A quelques mètres d’Ahmed, Slah, 50 ans, observe. C’est l’un des chauffeurs de taxis clandestins contraints à s’arrêter. « Je ne peux rien pour lui. Je veux bien l’aider mais je risque une amende de 700 dinars et ça sera la deuxième en moins d’un mois. Même la voiture ne m’appartient pas. Je cherche juste à gagner mon pain », lance-t-il. Deux autres taxis clandestins affluent. Tous fuient le contrôle policier. « Nos voitures ne sont pas volées. Nos cartes grises sont en règle. On a déposé nos dossiers au gouvernorat pour circuler légalement. Mais on nous dit que le trajet à couvrir est trop restreint pour avoir l’autorisation », s’offusque Slim, 33 ans, chauffeur de taxi clandestin. Et d’ajouter : « Les taxis individuels ne veulent pas entrer à Hay Hlel. L’itinéraire jusqu’à Bab El Jazira où beaucoup d’habitants de Hay Hlel travaillent, est trop court. Ce n’est pas rentable pour eux », explique-t-il. Les taxis clandestins sont des taxis collectifs. Il faut compter un dinar par personne pour aller de Hay Hlel à Bab El Jazira. « Ici, on essaye de se débrouiller comme on peut. On cherche des solutions pour s’entraider. Le chauffeur de taxi a besoin de travailler et les habitants ont besoin d’aller travailler. On a trouvé cette solution. Comment faire autrement ? On ne travaille plus ? Ils veulent qu’on crève ? », s’indigne Ali, 40 ans, client des taxis clandestins.
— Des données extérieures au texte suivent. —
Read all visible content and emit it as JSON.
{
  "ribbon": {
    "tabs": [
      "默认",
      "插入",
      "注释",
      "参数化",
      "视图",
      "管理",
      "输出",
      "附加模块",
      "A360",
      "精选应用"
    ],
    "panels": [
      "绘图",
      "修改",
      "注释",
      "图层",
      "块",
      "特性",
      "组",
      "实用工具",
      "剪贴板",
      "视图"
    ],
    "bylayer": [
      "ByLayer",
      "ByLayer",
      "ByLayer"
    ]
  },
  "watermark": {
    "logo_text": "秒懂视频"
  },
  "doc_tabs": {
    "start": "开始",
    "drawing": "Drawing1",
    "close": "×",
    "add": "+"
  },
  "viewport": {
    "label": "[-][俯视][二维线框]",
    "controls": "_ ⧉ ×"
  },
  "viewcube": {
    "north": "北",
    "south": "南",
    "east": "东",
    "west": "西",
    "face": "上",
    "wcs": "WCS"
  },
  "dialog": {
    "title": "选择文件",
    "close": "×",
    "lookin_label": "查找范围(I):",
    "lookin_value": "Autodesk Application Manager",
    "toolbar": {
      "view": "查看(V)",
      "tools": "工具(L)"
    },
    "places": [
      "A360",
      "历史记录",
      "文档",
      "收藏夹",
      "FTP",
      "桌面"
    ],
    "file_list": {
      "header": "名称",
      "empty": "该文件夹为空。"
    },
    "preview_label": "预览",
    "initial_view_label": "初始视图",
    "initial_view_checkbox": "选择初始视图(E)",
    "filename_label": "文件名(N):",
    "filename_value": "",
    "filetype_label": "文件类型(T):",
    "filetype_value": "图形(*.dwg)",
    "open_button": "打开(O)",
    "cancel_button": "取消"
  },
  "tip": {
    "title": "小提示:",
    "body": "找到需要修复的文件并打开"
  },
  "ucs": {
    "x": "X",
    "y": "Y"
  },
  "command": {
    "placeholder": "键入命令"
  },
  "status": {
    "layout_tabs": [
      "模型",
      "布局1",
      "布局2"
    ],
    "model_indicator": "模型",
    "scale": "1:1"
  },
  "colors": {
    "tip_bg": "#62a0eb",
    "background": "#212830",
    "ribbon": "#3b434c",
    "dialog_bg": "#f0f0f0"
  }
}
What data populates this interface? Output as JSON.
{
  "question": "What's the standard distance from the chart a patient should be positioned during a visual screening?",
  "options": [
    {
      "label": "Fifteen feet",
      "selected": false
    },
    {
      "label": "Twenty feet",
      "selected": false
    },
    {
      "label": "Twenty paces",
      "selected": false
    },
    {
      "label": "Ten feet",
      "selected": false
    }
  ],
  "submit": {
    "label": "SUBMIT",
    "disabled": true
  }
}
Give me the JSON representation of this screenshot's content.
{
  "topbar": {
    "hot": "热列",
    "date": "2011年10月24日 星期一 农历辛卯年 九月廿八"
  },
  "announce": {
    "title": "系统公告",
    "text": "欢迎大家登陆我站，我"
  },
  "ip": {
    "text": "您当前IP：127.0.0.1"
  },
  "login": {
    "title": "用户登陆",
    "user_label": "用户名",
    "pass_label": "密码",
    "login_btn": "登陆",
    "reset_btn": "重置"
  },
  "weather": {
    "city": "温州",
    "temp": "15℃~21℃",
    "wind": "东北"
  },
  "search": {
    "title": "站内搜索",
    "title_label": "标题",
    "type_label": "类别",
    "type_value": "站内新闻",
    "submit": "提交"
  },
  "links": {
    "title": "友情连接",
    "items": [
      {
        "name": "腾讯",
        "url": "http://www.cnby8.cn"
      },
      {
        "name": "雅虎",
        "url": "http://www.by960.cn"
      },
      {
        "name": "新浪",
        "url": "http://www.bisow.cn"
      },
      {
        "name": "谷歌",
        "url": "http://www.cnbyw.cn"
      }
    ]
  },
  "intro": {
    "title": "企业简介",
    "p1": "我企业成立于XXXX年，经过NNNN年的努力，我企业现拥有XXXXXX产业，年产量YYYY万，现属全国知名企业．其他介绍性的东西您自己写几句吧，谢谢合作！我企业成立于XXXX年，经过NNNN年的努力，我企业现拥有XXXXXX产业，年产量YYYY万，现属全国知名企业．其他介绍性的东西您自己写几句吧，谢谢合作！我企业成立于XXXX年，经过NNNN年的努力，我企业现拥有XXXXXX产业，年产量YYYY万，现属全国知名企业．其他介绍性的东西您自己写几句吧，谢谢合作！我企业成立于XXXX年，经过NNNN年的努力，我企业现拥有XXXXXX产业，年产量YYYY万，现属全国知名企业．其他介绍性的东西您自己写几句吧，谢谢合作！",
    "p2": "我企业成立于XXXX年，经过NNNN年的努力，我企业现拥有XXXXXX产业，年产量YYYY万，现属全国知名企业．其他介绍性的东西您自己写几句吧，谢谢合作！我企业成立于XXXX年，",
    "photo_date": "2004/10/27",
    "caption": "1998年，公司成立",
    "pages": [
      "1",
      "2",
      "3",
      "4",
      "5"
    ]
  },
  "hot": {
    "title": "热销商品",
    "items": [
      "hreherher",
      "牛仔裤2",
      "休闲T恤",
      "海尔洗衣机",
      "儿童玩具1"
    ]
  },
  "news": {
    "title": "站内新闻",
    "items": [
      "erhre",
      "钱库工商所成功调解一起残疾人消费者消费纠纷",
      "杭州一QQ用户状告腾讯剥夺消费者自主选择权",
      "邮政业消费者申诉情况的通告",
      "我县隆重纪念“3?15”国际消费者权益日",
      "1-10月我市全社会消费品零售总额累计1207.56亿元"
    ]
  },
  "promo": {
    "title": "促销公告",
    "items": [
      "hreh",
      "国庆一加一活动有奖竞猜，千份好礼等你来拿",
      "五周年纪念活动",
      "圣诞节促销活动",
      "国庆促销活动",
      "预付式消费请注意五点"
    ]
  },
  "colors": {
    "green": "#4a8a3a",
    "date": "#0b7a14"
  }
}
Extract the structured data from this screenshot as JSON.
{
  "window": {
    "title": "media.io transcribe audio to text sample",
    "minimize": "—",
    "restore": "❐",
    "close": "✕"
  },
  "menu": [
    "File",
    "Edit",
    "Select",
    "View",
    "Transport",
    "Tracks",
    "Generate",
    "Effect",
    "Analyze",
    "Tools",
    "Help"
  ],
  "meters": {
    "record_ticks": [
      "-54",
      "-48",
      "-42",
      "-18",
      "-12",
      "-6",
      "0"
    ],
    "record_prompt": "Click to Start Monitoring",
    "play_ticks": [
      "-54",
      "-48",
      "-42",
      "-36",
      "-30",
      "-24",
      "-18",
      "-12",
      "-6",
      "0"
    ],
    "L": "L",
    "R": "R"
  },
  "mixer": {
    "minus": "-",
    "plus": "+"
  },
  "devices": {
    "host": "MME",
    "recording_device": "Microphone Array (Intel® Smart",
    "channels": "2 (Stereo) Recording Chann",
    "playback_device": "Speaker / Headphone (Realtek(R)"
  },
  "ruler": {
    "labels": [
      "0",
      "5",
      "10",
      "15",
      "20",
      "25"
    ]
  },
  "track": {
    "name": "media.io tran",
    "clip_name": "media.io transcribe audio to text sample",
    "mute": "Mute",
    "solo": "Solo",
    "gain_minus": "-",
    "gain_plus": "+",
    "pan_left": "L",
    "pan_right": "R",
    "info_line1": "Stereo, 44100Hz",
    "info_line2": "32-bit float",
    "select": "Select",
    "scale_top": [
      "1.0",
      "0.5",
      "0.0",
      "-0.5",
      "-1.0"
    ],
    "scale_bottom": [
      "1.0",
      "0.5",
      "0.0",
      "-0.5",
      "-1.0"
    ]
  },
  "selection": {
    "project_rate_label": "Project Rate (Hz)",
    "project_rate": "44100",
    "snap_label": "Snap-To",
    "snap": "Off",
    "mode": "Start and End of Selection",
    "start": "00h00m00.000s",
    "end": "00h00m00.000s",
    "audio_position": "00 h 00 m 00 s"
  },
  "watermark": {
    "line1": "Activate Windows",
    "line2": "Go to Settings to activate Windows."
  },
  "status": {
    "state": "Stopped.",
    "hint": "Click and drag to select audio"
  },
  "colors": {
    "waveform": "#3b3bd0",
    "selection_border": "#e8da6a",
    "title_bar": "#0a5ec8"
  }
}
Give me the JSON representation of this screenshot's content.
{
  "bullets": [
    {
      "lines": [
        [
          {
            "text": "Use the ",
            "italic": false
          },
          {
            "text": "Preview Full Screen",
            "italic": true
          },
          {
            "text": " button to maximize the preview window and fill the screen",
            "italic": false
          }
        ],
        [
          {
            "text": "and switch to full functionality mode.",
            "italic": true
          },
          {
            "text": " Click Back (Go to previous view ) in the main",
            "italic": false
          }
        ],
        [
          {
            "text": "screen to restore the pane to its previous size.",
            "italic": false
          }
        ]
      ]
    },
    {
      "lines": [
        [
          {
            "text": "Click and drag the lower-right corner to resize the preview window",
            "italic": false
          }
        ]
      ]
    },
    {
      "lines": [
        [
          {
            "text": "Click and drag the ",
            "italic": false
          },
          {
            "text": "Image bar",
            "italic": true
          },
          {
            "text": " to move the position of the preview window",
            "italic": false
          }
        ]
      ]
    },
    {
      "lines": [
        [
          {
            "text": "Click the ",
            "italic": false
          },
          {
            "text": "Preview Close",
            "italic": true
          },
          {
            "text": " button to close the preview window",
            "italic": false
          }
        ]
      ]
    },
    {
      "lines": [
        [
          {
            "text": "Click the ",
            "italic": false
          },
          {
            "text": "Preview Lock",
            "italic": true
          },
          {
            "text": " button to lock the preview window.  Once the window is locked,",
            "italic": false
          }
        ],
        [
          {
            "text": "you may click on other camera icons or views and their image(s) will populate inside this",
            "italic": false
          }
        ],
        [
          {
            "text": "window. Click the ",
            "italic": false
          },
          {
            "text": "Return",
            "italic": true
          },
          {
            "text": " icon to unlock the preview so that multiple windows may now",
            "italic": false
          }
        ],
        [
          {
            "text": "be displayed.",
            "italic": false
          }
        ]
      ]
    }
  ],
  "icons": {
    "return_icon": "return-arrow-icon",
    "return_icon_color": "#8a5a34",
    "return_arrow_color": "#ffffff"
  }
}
Parmi les chauffeurs de clandous à l’arrêt, nous avons croisé Fethi, 49 ans, un vétéran de Hay Hlel. « Nous sommes au total 50 à en avoir à Hay Hel. Nous employons environ une autre cinquantaine d’habitants du quartier », prétend-il. Fethi est très remonté contre les policiers. Ils lui ont récemment infligé une amende de 700 dinars. Son intrigant pansement sur le cou a suscité notre curiosité. « Ça ? Je me suis taillé le cou avec une lame quand les flics m’ont arrêté pour qu’ils me lâchent les baskets. Les bras aussi. J’ai pourtant eu à payer l’amende », nous raconte Fethi. Et il poursuit : « J’en ai marre de payer ces amendes sans compter les pots de vin ». Slah aborde la question avec ironie, mais non sans amertume : « Ce qui est encore plus marrant, c’est que parfois tu files 10 ou 20 dinars à une patrouille le matin. Et l’après-midi, on tombe sur une autre. Et rebelote ! ». Aussi remonté que Fethi, Slim va plus loin.  Pour lui, le dilemme des taxis clandestins s’inscrit dans une politique de marginalisation de Hay Hlel : « Ils ne veulent pas qu’on gagne nos vies dignement. Ils nous veulent toujours enfoncés dans l’illégalité : zatla, héroïne… ». Fethi abonde dans le même sens : « Faites un tour dans le quartier ! Ici, jeunes et moins jeunes, sont engourdis dans des cafés moisis. D’autres errent dans les rues en cherchant à s’extasier avec différentes drogues ». D’ailleurs pour payer son amende, Fethi dit projeter de se procurer une plaquette de zatla et la vendre : « C’est mieux que de crever de faim. J’ai une famille à nourrir », dit-il d’un ton cynique.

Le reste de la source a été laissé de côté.